Parked in my driveway are two decidedly non-macho vehicles, both nearly 15 years old. I freely admit that I’m not a “car guy”. That said, I love the surge of typographic testosterone that Ford has been unleashing since 2009 to sell their F-150 and Super Duty pickups.

Using ITC Franklin Gothic Heavy and a bevy of inventive motion graphic techniques, the commercials are full of witty type treatments, perfectly complemented by the guys-talking-to-guys voiceover (initially by snarky comedian Denis Leary, currently by a sound-alike). When the spots (created by New York design/animation firm Offspring) first aired in 2009, the type and overall effect was fairly two-dimensional, with angled layouts that recalled Constructivist posters. Type in the 2011 incarnations is often three-dimensional and casts shadows on the highways, work sites and other manly scenes where the trucks earn their keep.

Speaking of Franklin, if you’ve ever found the great American Gothic short on widths or weights check out David Berlow’s completely revised digitization, ITC Franklin, jointly released by ITC and Font Bureau in 2008. The payload? 48 styles. Proportional figures, fractions, Extended Latin, and even unicase glyphs come standard.

Update: Agency Team Detroit has more info and samples from the campaign.


  • ITC Franklin Gothic
  • Franklin Gothic




2 Comments on “Ford Trucks TV Spots”

  1. The macho meathead overtones in both ads cause bouts of second-hand embarrassment, but I do agree that the newer, dimensional, approach from 2011 is executed well. The earlier approach from 2009 seems more like it's just jumping on the bandwagon of similar typographic videos that were going around at the time (and still are to a certain extent). The "Kinetic Typography" channel on Vimeo is full of examples of this transcribe-scale-and-rotate animation style – some done well, some not so well.
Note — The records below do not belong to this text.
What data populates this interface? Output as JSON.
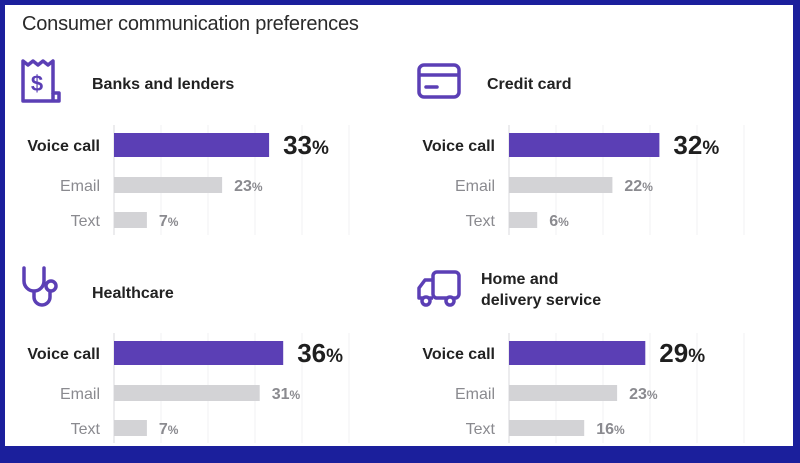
{
  "title": "Consumer communication preferences",
  "colors": {
    "primary": "#5b3fb5",
    "secondary": "#d3d3d6",
    "border": "#1b1f9c"
  },
  "chart_data": [
    {
      "type": "bar",
      "orientation": "horizontal",
      "title": "Banks and lenders",
      "icon": "receipt-dollar-icon",
      "categories": [
        "Voice call",
        "Email",
        "Text"
      ],
      "values": [
        33,
        23,
        7
      ],
      "labels": [
        "33",
        "23",
        "7"
      ],
      "unit": "%",
      "grid": true
    },
    {
      "type": "bar",
      "orientation": "horizontal",
      "title": "Credit card",
      "icon": "credit-card-icon",
      "categories": [
        "Voice call",
        "Email",
        "Text"
      ],
      "values": [
        32,
        22,
        6
      ],
      "labels": [
        "32",
        "22",
        "6"
      ],
      "unit": "%",
      "grid": true
    },
    {
      "type": "bar",
      "orientation": "horizontal",
      "title": "Healthcare",
      "icon": "stethoscope-icon",
      "categories": [
        "Voice call",
        "Email",
        "Text"
      ],
      "values": [
        36,
        31,
        7
      ],
      "labels": [
        "36",
        "31",
        "7"
      ],
      "unit": "%",
      "grid": true
    },
    {
      "type": "bar",
      "orientation": "horizontal",
      "title": "Home and delivery service",
      "title_lines": [
        "Home and",
        "delivery service"
      ],
      "icon": "delivery-truck-icon",
      "categories": [
        "Voice call",
        "Email",
        "Text"
      ],
      "values": [
        29,
        23,
        16
      ],
      "labels": [
        "29",
        "23",
        "16"
      ],
      "unit": "%",
      "grid": true
    }
  ]
}
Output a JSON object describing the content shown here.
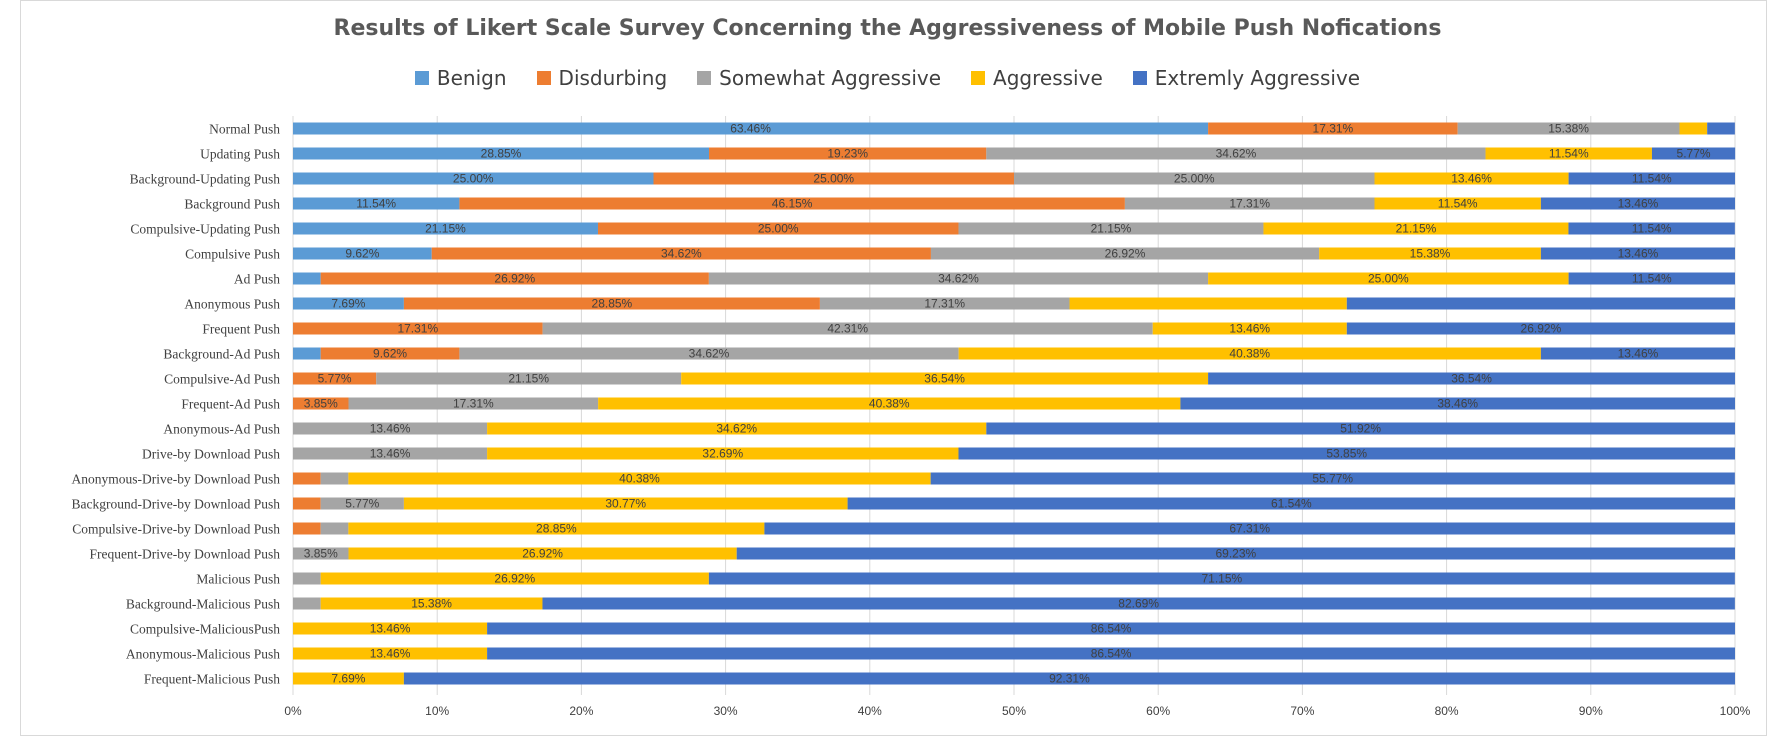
{
  "chart_data": {
    "type": "bar",
    "orientation": "horizontal",
    "stacked": "percent",
    "title": "Results of Likert Scale Survey Concerning the Aggressiveness of Mobile Push Nofications",
    "xlim": [
      0,
      100
    ],
    "x_ticks": [
      "0%",
      "10%",
      "20%",
      "30%",
      "40%",
      "50%",
      "60%",
      "70%",
      "80%",
      "90%",
      "100%"
    ],
    "grid": "vertical",
    "legend_position": "top",
    "categories": [
      "Normal Push",
      "Updating Push",
      "Background-Updating Push",
      "Background Push",
      "Compulsive-Updating Push",
      "Compulsive Push",
      "Ad Push",
      "Anonymous Push",
      "Frequent Push",
      "Background-Ad Push",
      "Compulsive-Ad Push",
      "Frequent-Ad Push",
      "Anonymous-Ad Push",
      "Drive-by Download Push",
      "Anonymous-Drive-by Download Push",
      "Background-Drive-by Download Push",
      "Compulsive-Drive-by Download Push",
      "Frequent-Drive-by Download Push",
      "Malicious Push",
      "Background-Malicious Push",
      "Compulsive-MaliciousPush",
      "Anonymous-Malicious Push",
      "Frequent-Malicious Push"
    ],
    "series": [
      {
        "name": "Benign",
        "color": "#5b9bd5",
        "values": [
          63.46,
          28.85,
          25.0,
          11.54,
          21.15,
          9.62,
          1.92,
          7.69,
          0,
          1.92,
          0,
          0,
          0,
          0,
          0,
          0,
          0,
          0,
          0,
          0,
          0,
          0,
          0
        ],
        "labels": [
          "63.46%",
          "28.85%",
          "25.00%",
          "11.54%",
          "21.15%",
          "9.62%",
          "",
          "7.69%",
          "",
          "",
          "",
          "",
          "",
          "",
          "",
          "",
          "",
          "",
          "",
          "",
          "",
          "",
          ""
        ]
      },
      {
        "name": "Disdurbing",
        "color": "#ed7d31",
        "values": [
          17.31,
          19.23,
          25.0,
          46.15,
          25.0,
          34.62,
          26.92,
          28.85,
          17.31,
          9.62,
          5.77,
          3.85,
          0,
          0,
          1.92,
          1.92,
          1.92,
          0,
          0,
          0,
          0,
          0,
          0
        ],
        "labels": [
          "17.31%",
          "19.23%",
          "25.00%",
          "46.15%",
          "25.00%",
          "34.62%",
          "26.92%",
          "28.85%",
          "17.31%",
          "9.62%",
          "5.77%",
          "3.85%",
          "",
          "",
          "",
          "",
          "",
          "",
          "",
          "",
          "",
          "",
          ""
        ]
      },
      {
        "name": "Somewhat Aggressive",
        "color": "#a5a5a5",
        "values": [
          15.38,
          34.62,
          25.0,
          17.31,
          21.15,
          26.92,
          34.62,
          17.31,
          42.31,
          34.62,
          21.15,
          17.31,
          13.46,
          13.46,
          1.92,
          5.77,
          1.92,
          3.85,
          1.92,
          1.92,
          0,
          0,
          0
        ],
        "labels": [
          "15.38%",
          "34.62%",
          "25.00%",
          "17.31%",
          "21.15%",
          "26.92%",
          "34.62%",
          "17.31%",
          "42.31%",
          "34.62%",
          "21.15%",
          "17.31%",
          "13.46%",
          "13.46%",
          "",
          "5.77%",
          "",
          "3.85%",
          "",
          "",
          "",
          "",
          ""
        ]
      },
      {
        "name": "Aggressive",
        "color": "#ffc000",
        "values": [
          1.92,
          11.54,
          13.46,
          11.54,
          21.15,
          15.38,
          25.0,
          19.23,
          13.46,
          40.38,
          36.54,
          40.38,
          34.62,
          32.69,
          40.38,
          30.77,
          28.85,
          26.92,
          26.92,
          15.38,
          13.46,
          13.46,
          7.69
        ],
        "labels": [
          "",
          "11.54%",
          "13.46%",
          "11.54%",
          "21.15%",
          "15.38%",
          "25.00%",
          "",
          "13.46%",
          "40.38%",
          "36.54%",
          "40.38%",
          "34.62%",
          "32.69%",
          "40.38%",
          "30.77%",
          "28.85%",
          "26.92%",
          "26.92%",
          "15.38%",
          "13.46%",
          "13.46%",
          "7.69%"
        ]
      },
      {
        "name": "Extremly Aggressive",
        "color": "#4472c4",
        "values": [
          1.92,
          5.77,
          11.54,
          13.46,
          11.54,
          13.46,
          11.54,
          26.92,
          26.92,
          13.46,
          36.54,
          38.46,
          51.92,
          53.85,
          55.77,
          61.54,
          67.31,
          69.23,
          71.15,
          82.69,
          86.54,
          86.54,
          92.31
        ],
        "labels": [
          "",
          "5.77%",
          "11.54%",
          "13.46%",
          "11.54%",
          "13.46%",
          "11.54%",
          "",
          "26.92%",
          "13.46%",
          "36.54%",
          "38.46%",
          "51.92%",
          "53.85%",
          "55.77%",
          "61.54%",
          "67.31%",
          "69.23%",
          "71.15%",
          "82.69%",
          "86.54%",
          "86.54%",
          "92.31%"
        ]
      }
    ]
  }
}
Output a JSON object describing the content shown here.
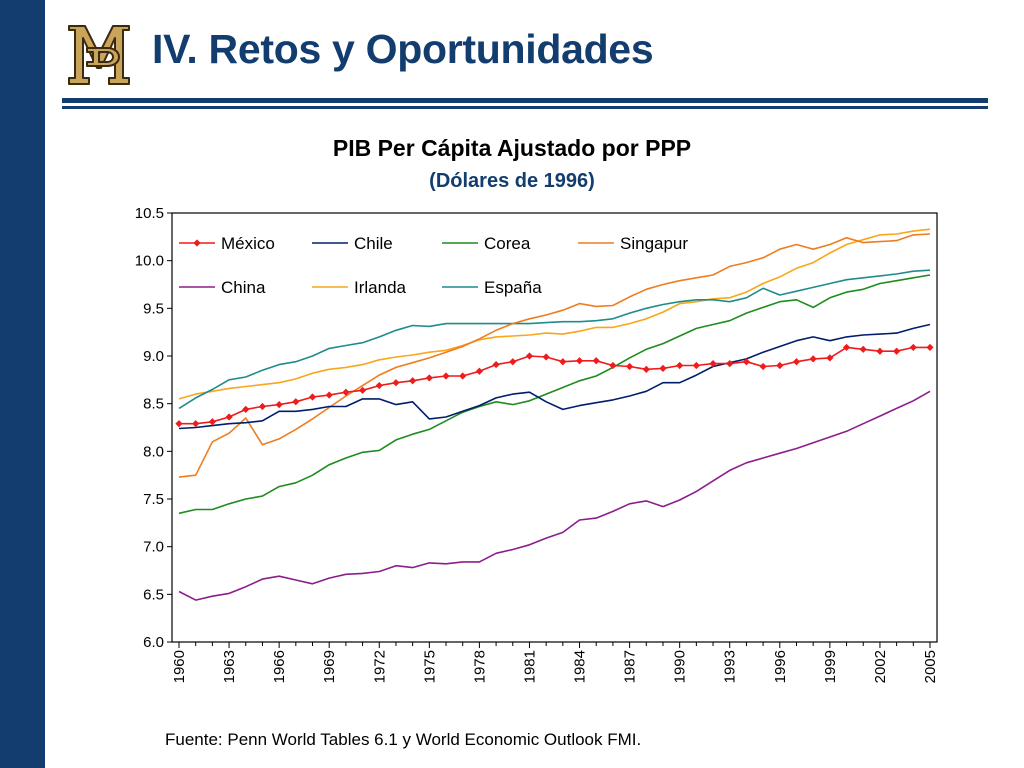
{
  "slide": {
    "title": "IV. Retos y Oportunidades",
    "source": "Fuente: Penn World Tables 6.1 y World Economic Outlook FMI."
  },
  "colors": {
    "navy": "#123d6e",
    "logo_gold": "#c9a55c"
  },
  "chart_data": {
    "type": "line",
    "title": "PIB Per Cápita Ajustado por PPP",
    "subtitle": "(Dólares de 1996)",
    "xlabel": "",
    "ylabel": "",
    "x_start": 1960,
    "x_end": 2005,
    "x_tick_labels": [
      "1960",
      "1963",
      "1966",
      "1969",
      "1972",
      "1975",
      "1978",
      "1981",
      "1984",
      "1987",
      "1990",
      "1993",
      "1996",
      "1999",
      "2002",
      "2005"
    ],
    "ylim": [
      6.0,
      10.5
    ],
    "y_ticks": [
      6.0,
      6.5,
      7.0,
      7.5,
      8.0,
      8.5,
      9.0,
      9.5,
      10.0,
      10.5
    ],
    "y_tick_labels": [
      "6.0",
      "6.5",
      "7.0",
      "7.5",
      "8.0",
      "8.5",
      "9.0",
      "9.5",
      "10.0",
      "10.5"
    ],
    "grid": false,
    "legend_position": "top-left, inside plot",
    "series": [
      {
        "name": "México",
        "color": "#ee1c1c",
        "marker": "diamond",
        "values": [
          8.29,
          8.29,
          8.31,
          8.36,
          8.44,
          8.47,
          8.49,
          8.52,
          8.57,
          8.59,
          8.62,
          8.64,
          8.69,
          8.72,
          8.74,
          8.77,
          8.79,
          8.79,
          8.84,
          8.91,
          8.94,
          9.0,
          8.99,
          8.94,
          8.95,
          8.95,
          8.9,
          8.89,
          8.86,
          8.87,
          8.9,
          8.9,
          8.92,
          8.92,
          8.94,
          8.89,
          8.9,
          8.94,
          8.97,
          8.98,
          9.09,
          9.07,
          9.05,
          9.05,
          9.09,
          9.09
        ]
      },
      {
        "name": "Chile",
        "color": "#001e6b",
        "values": [
          8.24,
          8.25,
          8.27,
          8.29,
          8.3,
          8.32,
          8.42,
          8.42,
          8.44,
          8.47,
          8.47,
          8.55,
          8.55,
          8.49,
          8.52,
          8.34,
          8.36,
          8.42,
          8.48,
          8.56,
          8.6,
          8.62,
          8.52,
          8.44,
          8.48,
          8.51,
          8.54,
          8.58,
          8.63,
          8.72,
          8.72,
          8.8,
          8.89,
          8.93,
          8.97,
          9.04,
          9.1,
          9.16,
          9.2,
          9.16,
          9.2,
          9.22,
          9.23,
          9.24,
          9.29,
          9.33
        ]
      },
      {
        "name": "Corea",
        "color": "#1e8c1e",
        "values": [
          7.35,
          7.39,
          7.39,
          7.45,
          7.5,
          7.53,
          7.63,
          7.67,
          7.75,
          7.86,
          7.93,
          7.99,
          8.01,
          8.12,
          8.18,
          8.23,
          8.32,
          8.41,
          8.47,
          8.52,
          8.49,
          8.53,
          8.6,
          8.67,
          8.74,
          8.79,
          8.88,
          8.98,
          9.07,
          9.13,
          9.21,
          9.29,
          9.33,
          9.37,
          9.45,
          9.51,
          9.57,
          9.59,
          9.51,
          9.61,
          9.67,
          9.7,
          9.76,
          9.79,
          9.82,
          9.85
        ]
      },
      {
        "name": "Singapur",
        "color": "#ee7d20",
        "values": [
          7.73,
          7.75,
          8.1,
          8.19,
          8.35,
          8.07,
          8.13,
          8.23,
          8.34,
          8.46,
          8.58,
          8.69,
          8.8,
          8.88,
          8.93,
          8.98,
          9.04,
          9.1,
          9.18,
          9.27,
          9.34,
          9.39,
          9.43,
          9.48,
          9.55,
          9.52,
          9.53,
          9.62,
          9.7,
          9.75,
          9.79,
          9.82,
          9.85,
          9.94,
          9.98,
          10.03,
          10.12,
          10.17,
          10.12,
          10.17,
          10.24,
          10.19,
          10.2,
          10.21,
          10.27,
          10.28
        ]
      },
      {
        "name": "China",
        "color": "#8c1e8c",
        "values": [
          6.53,
          6.44,
          6.48,
          6.51,
          6.58,
          6.66,
          6.69,
          6.65,
          6.61,
          6.67,
          6.71,
          6.72,
          6.74,
          6.8,
          6.78,
          6.83,
          6.82,
          6.84,
          6.84,
          6.93,
          6.97,
          7.02,
          7.09,
          7.15,
          7.28,
          7.3,
          7.37,
          7.45,
          7.48,
          7.42,
          7.49,
          7.58,
          7.69,
          7.8,
          7.88,
          7.93,
          7.98,
          8.03,
          8.09,
          8.15,
          8.21,
          8.29,
          8.37,
          8.45,
          8.53,
          8.63
        ]
      },
      {
        "name": "Irlanda",
        "color": "#f9a61b",
        "values": [
          8.55,
          8.6,
          8.63,
          8.66,
          8.68,
          8.7,
          8.72,
          8.76,
          8.82,
          8.86,
          8.88,
          8.91,
          8.96,
          8.99,
          9.01,
          9.04,
          9.06,
          9.11,
          9.17,
          9.2,
          9.21,
          9.22,
          9.24,
          9.23,
          9.26,
          9.3,
          9.3,
          9.34,
          9.39,
          9.46,
          9.55,
          9.57,
          9.6,
          9.61,
          9.67,
          9.76,
          9.83,
          9.92,
          9.98,
          10.08,
          10.17,
          10.22,
          10.27,
          10.28,
          10.31,
          10.33
        ]
      },
      {
        "name": "España",
        "color": "#1f8c8c",
        "values": [
          8.45,
          8.56,
          8.65,
          8.75,
          8.78,
          8.85,
          8.91,
          8.94,
          9.0,
          9.08,
          9.11,
          9.14,
          9.2,
          9.27,
          9.32,
          9.31,
          9.34,
          9.34,
          9.34,
          9.34,
          9.34,
          9.34,
          9.35,
          9.36,
          9.36,
          9.37,
          9.39,
          9.45,
          9.5,
          9.54,
          9.57,
          9.59,
          9.59,
          9.57,
          9.61,
          9.71,
          9.64,
          9.68,
          9.72,
          9.76,
          9.8,
          9.82,
          9.84,
          9.86,
          9.89,
          9.9
        ]
      }
    ]
  }
}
    Franklin is a great, if not obvious, choice in both cases, for its "hardworking American" qualities. Had they opted for ITC Franklin though, with all the widths and weights you mentioned, they could've added a bit more depth and hierarchy to the typographic elements. Speaking of which, I like your method for describing fonts using auto jargon :)

  2. Marc Oxborrow says:
    Dec 6th, 2011 2:21 pm

    And now Ron Paul has gotten into the kinetic typography game, seemingly inspired by Ford ads and the like.